Plajlar açık, oteller açık, dershane ve etüt merkezleri açık, lokantalar açık, kahvehaneler açık, fabrikalar açık, düğün salonları açık, AVM'ler açık, pazarlar açık, halı sahalar açık, OKULLAR KAPALI. Salgını okulları kapatarak mı durduracağız? Almanya'dan Rusya'ya, Fransa'dan İtalya'ya kadar birçok ülkede okullar açıkken Türkiye'de sadece 1. sınıfların kısmi olarak açılması kabul edilemez. Üstelik salgından dolayı en fazla ölümlerin yaşandığı İtalya'da (vefat: 35.941) ve Fransa'da (vefat: 32.155) okullar açıkken, en az ölümlerin yaşandığı ülkelerden biri olan Türkiye'de (vefat: 8.325) okulların kapalı olmasının sebebi nedir? İtalyanlar ve Fransızlar bizden daha mı cesur?
Virüsten dolayı ağır hastalık geçirme ihtimalleri olan yaş grupları her yere gidebilirken, virüsten grip kadar bile etkilenmeyen çocuk ve gençlerimiz ise okula gidemiyorlar. Çocuk ve gençlerimiz okula gidemezken başka yerlere ise rahatlıkla gidebiliyorlar. Bu durumun mantığını anlamak mümkün değil.
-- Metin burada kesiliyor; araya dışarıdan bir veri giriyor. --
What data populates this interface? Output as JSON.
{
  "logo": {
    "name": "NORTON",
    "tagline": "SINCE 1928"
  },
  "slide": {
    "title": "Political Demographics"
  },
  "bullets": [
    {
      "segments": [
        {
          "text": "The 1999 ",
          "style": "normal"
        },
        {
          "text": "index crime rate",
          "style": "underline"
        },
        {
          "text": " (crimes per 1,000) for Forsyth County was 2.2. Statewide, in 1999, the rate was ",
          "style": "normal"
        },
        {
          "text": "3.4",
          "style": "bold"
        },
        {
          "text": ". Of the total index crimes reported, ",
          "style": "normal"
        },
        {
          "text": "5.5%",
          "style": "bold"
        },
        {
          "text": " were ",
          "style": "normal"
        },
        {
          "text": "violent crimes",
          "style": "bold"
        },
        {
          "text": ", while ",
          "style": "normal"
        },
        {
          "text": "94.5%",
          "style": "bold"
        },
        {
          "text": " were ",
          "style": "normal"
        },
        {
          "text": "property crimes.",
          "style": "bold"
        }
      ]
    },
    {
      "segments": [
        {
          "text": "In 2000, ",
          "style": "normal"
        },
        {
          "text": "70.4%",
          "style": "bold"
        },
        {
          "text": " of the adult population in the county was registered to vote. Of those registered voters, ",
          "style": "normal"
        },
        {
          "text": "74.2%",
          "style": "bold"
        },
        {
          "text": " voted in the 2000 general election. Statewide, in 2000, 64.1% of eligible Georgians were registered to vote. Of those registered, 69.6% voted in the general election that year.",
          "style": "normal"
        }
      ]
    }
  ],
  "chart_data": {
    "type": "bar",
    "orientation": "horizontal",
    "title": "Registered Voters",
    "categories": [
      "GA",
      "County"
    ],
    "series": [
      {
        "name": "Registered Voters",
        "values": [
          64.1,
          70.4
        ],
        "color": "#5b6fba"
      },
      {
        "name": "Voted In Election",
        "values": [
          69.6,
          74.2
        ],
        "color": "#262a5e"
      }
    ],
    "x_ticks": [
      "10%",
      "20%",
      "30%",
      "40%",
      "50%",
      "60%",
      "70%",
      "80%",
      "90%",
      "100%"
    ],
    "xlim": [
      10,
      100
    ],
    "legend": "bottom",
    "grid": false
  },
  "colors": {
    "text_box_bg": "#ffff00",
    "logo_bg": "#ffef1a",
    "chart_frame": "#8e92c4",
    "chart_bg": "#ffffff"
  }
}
Hemen bir planlama yapıp, gerekli tedbirleri alarak eğitime başlamalıyız. En büyük hatamız her şeye bütüncül yaklaşmak. Türkiye'nin tamamında okulları kapatmak yerine vaka sayısı artan ilçelerde, semtlerde, mahallelerde ve okullarda eğitim, riskli durum sona erene kadar durdurulabilir. Risk ortadan kalkınca eğitime tekrar başlanır. Müfredat daraltılıp, ders sayısı ve ders saatleri azaltılarak bazı sınıflar sonbahar ve kışın (1-2, 5, 8, 9, 12) bazı sınıflar ise ilkbahar ve yazın (1, 3-4, 6-7, 10-11) eğitim görebilirler. Üniversitelerde de ilk başta 1. sınıflarla eğitime başlamak doğru olacaktır. Okula gelemeyen sınıflara da uzaktan eğitim devam ettirilir. Böyle bir yol izlenirse okullarda öğrenci sayısı da azaltılmış olur. Teneffüs saatleri sınıf sınıf ayrılarak, aynı anda öğrencilerin bir arada bulunmaları engellenebilir. Hepsine aynı anda eğitim veremiyorsak, kademeli olarak eğitim vermeyi niçin düşünmüyoruz? Ya hep ya hiç mantığı doğru bir mantık değildir. Okullarda ne kadar çok süre eğitim verebilirsek bu nesillerimizin geleceği açısından önemli bir kazanım olacaktır.
Okula gidememenin fiziksel, psikolojik ve pedagojik zararları yıllar sonra ortaya çıkacak ve telafi edilemeyecektir. Fakir ile zengin çocuklar arasındaki uçurum eğitim alanında daha da derinleşecektir. Bu konuda acilen makro bir planlama yapılıp, bütün toplum el ele verip, dayanışma içinde mücadele edip, bu meseleyi çözmeliyiz. Yoksa bir neslin büyük bir öğrenme kaybına uğramasının yanısıra evde devamlı olarak bilgisayar ve cep telefonlarıyla oynamanın bozacağı psikolojiyi hiçbir şekilde telafi edemeyiz. Gerekirse hayatın birçok alanına kısıtlama getirip okullarımızı açık tutmalıyız. Eğitimin feda edilmesi demek, bir neslin de feda edilmesi demektir.